Let $K$ be a complete field w.r.t non-trivial absolute value $|-|$ and $V$ a normed vector space over $K$. Let $||-||=u(-)$ be sup norm w.r.t a fixed basis of $V$ over $K$ and $||-||'=v(-)$ be another norm. Note that $k\in K,||kx||=|k|\cdot||x||$ and we have this similarly for $||-||'$.
It is clear that w.r.t the fixed basis $\forall x\in V,v(x)\leq c u(x)$ which indicates continuity of $v$ against topology defined by $u$. Then Lang said "Hence $v$ has a minimum on the unit sphere w.r.t $u$(by local compactness)."
$\textbf{Q:}$ How did Lang use local compactness to deduce minimum here?
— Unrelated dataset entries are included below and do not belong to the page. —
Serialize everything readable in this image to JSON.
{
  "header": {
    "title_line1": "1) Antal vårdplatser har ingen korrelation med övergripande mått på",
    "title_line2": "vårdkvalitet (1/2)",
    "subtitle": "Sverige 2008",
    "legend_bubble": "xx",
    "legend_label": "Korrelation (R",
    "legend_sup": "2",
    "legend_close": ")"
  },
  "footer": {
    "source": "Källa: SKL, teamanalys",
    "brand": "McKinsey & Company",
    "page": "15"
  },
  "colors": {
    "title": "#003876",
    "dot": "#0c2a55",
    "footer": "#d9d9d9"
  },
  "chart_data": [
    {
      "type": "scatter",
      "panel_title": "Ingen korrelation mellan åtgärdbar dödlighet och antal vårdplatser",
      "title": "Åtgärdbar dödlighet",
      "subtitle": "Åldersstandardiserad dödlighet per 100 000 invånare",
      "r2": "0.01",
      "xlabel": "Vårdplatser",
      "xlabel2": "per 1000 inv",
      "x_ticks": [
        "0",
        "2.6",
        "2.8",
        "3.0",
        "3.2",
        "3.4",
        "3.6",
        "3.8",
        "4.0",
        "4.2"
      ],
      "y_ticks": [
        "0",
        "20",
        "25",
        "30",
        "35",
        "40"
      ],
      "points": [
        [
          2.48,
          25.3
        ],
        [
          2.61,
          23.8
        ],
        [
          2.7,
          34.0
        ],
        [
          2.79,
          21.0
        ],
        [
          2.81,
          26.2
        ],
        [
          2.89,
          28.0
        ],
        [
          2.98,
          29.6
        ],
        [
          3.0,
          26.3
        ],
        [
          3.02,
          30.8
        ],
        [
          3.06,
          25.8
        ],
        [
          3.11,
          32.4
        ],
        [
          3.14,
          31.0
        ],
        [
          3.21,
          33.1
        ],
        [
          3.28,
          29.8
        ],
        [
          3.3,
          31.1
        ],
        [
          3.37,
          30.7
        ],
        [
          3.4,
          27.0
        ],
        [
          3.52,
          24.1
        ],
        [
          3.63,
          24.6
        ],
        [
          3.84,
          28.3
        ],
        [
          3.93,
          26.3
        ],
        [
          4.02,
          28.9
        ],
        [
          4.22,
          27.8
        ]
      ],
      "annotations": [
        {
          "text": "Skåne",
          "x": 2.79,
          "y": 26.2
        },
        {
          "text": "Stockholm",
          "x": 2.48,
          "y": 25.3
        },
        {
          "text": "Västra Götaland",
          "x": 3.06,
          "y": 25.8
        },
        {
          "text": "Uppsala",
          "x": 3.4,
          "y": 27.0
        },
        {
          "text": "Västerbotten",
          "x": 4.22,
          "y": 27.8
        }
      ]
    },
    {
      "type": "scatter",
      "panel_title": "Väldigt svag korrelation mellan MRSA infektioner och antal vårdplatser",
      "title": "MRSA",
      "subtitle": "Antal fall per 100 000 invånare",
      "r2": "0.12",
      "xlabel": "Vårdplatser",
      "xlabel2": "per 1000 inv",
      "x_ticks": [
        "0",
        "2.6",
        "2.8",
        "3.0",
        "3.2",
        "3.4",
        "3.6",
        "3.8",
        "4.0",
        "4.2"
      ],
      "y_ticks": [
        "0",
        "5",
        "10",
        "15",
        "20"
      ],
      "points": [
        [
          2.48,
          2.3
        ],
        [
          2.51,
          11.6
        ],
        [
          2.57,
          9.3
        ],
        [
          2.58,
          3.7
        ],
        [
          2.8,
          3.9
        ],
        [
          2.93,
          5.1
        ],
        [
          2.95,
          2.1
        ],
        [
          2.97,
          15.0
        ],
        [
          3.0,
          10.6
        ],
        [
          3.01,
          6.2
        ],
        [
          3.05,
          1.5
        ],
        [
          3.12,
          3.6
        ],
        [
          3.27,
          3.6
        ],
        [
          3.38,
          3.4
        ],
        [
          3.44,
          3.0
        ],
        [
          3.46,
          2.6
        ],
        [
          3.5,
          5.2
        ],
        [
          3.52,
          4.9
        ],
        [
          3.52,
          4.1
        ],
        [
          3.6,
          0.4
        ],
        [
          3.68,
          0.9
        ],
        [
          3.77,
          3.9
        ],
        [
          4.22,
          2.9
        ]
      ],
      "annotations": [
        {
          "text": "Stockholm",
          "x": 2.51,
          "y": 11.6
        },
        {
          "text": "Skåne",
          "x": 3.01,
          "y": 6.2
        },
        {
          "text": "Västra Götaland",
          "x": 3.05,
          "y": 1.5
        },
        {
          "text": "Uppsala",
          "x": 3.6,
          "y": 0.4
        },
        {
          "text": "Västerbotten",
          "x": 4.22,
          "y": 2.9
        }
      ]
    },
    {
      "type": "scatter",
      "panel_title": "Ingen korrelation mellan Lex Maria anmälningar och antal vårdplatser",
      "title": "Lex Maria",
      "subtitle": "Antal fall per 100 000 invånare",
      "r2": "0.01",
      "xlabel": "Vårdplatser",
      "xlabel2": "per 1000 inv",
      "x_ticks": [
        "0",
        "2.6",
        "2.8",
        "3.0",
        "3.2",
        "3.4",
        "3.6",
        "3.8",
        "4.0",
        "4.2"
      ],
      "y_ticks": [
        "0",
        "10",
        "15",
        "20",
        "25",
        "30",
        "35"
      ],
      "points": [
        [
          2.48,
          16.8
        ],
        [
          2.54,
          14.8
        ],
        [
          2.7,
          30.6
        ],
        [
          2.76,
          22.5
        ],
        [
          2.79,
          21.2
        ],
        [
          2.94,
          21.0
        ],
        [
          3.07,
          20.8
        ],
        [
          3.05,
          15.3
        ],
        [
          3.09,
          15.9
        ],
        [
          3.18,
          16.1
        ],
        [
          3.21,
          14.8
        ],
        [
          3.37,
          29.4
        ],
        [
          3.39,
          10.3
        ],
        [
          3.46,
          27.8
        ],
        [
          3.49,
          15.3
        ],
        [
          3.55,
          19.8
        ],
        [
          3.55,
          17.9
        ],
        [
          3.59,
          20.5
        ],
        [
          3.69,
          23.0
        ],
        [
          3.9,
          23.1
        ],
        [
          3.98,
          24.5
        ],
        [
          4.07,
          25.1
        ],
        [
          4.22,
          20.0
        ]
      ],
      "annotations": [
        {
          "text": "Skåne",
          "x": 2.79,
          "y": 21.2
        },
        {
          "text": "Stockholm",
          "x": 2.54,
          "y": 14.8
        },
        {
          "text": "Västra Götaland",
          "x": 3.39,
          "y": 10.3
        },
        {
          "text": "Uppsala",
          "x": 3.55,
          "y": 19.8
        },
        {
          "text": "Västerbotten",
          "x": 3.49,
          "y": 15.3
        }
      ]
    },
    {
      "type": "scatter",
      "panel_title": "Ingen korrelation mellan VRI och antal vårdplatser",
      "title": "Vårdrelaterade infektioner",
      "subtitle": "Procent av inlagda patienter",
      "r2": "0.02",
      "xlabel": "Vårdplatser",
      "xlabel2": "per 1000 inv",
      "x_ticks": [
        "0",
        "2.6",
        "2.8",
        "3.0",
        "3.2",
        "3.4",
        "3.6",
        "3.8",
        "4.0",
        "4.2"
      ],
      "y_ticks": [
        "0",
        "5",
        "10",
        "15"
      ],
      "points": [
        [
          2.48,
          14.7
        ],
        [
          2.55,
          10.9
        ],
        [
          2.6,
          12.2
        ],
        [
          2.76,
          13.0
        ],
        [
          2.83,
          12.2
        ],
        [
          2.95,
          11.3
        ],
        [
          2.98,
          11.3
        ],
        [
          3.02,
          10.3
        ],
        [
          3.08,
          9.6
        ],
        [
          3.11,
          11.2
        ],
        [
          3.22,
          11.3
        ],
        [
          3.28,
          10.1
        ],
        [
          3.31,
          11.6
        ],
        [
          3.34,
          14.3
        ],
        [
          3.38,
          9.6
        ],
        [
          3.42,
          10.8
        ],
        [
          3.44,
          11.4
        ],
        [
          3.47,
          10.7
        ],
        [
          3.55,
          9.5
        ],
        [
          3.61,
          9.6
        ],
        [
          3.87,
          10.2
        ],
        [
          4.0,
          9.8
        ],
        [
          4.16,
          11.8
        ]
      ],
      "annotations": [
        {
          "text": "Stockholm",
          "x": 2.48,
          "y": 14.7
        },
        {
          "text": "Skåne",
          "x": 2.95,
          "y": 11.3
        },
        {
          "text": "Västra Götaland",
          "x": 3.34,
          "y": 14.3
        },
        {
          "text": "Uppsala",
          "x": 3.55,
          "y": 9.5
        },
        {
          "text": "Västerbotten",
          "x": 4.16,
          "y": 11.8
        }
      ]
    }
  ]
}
Here is my reasoning. Since absolute value is non-trivial, I can define $O$ and $\exists |a|<1$. Now $a^nO\cong O$ by multiplication. Since $K$ is locally compact, I can shrink $O$ by multiplication of $a^n$ into the compact neighborhood of $0$. Since $O$ is closed by definition, for some $n$, $a^nO$ is compact which forces $O$ compact by homeomorphism. Now boundary(i.e. unit sphere) is closed in compact set and hence it is compact. (This is rather elaborate reasoning by assuming $K$ is topological field to start with though it is not hard to demonstrate this is compatible with $|-|$.)
Alternatively one can realize compactness by direct application of $a^n U$ with $U$ being the set of norm 1 elements. This is trivially closed and use continuity argument of $a^n$ to shrink to a closed subset of compact neighborhood of $0$. Hence it is compact and achieve the minimum.